In October 2003, the United Nations Human Settlements Program released its report on "the Challenge of Slums."
The report stated that slum populations had increased globally to one billion people — and could double to 2 billion in 30 years. The world's worst slum cities included Rio and Sao Paulo.
Some 40 million inhabitants are now living in those two cities alone.
Close to half of them are in the infamous shantytowns called favelas. It is here that gang warfare, violence, crime and murder mix in places where people try to live on one dollar a day in some of the most expensive cities in the Americas.
"The first lesson Sao Paulo offers is that no city should grow so arbitrarily," says 93-year old legendary architect Oscar Niemeyer, the aforementioned architect of Brasilia.
"The second lesson of Sao Paulo is that its people, and the people of cities in poor countries elsewhere, should have the right to a habitat that is more graceful," he adds.
But there is not much that is graceful these days in the oversized cities. Unemployment reaches as high as 20%. In many neighborhoods, only 10% of the favela households have running water.
So many people have migrated to south and southeastern Brazil that a cash-poor government has been forced into losing efforts to build public housing.
In one desperate attempt in Sao Paulo, the municipality's "Singapore Project" materialized as a series of tall, drab high-rise ghettos alongside the wooden shanties of the poor.
The overpriced and depressing structures have been a huge failure. No one wants to live in them. In the face of all this, the rich are cloistering themselves far away from the "mean streets."
Sao Paulo has become what urbanist Mike Davis calls a "fortress city." Along the city's Pinheiro River — a brown mass of sewage — a parade of sleek, reflective glass, high rise towers pierces the skies.
Here are the luxurious condominiums and townhouses of Brazil's elite upper classes. These towers of wealth have helicopter pads for commuting to work. Their lobbies are guarded by pistol-toting watchmen.
Electronic video security is abundant.
Receptionists greet visitors with a cool, corporate tone, as if they were entering the inner sanctum of a Fortune 500 company's global corporate headquarters.
The urban crisis threatens Brazil's stability and its image in the global marketplace. Problem-solving is a drain on the politicians.
Recognizing this, Brazil's leaders have gone to the global mega-banks for help.
In September 2002, the International Monetary Fund (IMF) approved a $30 billion loan to Brazil, double what it had given the country in 2001.
The World Bank is promising $10 billion in loans over the next three years. The Inter-American Development Bank lent Brazil $9 billion during the last three years of the 1990s.

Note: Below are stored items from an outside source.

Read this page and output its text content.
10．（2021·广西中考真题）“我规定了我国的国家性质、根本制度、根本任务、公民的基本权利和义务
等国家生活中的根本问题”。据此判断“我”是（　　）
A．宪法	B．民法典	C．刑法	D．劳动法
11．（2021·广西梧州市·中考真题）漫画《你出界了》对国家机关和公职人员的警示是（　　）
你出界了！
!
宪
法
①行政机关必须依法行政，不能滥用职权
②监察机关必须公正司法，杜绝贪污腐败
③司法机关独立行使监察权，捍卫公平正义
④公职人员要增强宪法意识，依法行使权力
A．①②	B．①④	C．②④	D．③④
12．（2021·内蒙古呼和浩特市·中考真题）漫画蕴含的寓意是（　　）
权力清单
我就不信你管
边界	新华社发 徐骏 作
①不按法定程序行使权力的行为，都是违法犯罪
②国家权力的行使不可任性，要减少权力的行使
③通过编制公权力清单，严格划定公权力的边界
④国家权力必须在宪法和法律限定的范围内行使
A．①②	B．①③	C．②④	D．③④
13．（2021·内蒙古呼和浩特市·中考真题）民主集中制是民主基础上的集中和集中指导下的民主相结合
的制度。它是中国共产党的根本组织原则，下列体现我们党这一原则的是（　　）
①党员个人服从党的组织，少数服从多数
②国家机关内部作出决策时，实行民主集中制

A big chunk of this money was aimed at housing, health programs for the urban poor, education and micro enterprise stimuli in the cities.
Brazil feverishly promotes itself to the outside world as the country of the future. Its cities are filled with colorful neon signage, huge, high-tech TV screens and colossal billboards.
Speaking of Sao Paulo, one Internet entrepreneur has said that "If there is any city in the developing world that could be called "global", this is it."
But that is a double-edged sword for politicians.
As Harvard Law Professor Robert Mangabeira Unger, a native Brazilian, has pointed out about Sao Paulo: "Aesthetically, it must be the ugliest large city in the world. Fortunately, it is also the most alive."
From President Lula on down, Brazilian politicians must acknowledge that their greatest challenge is to fix the problems of their country's large cities.
They must abandon the tactic of trying to hide the urban crisis behind the hype about the country's high technology and cultural brilliance. The world knows there are slums beyond the samba.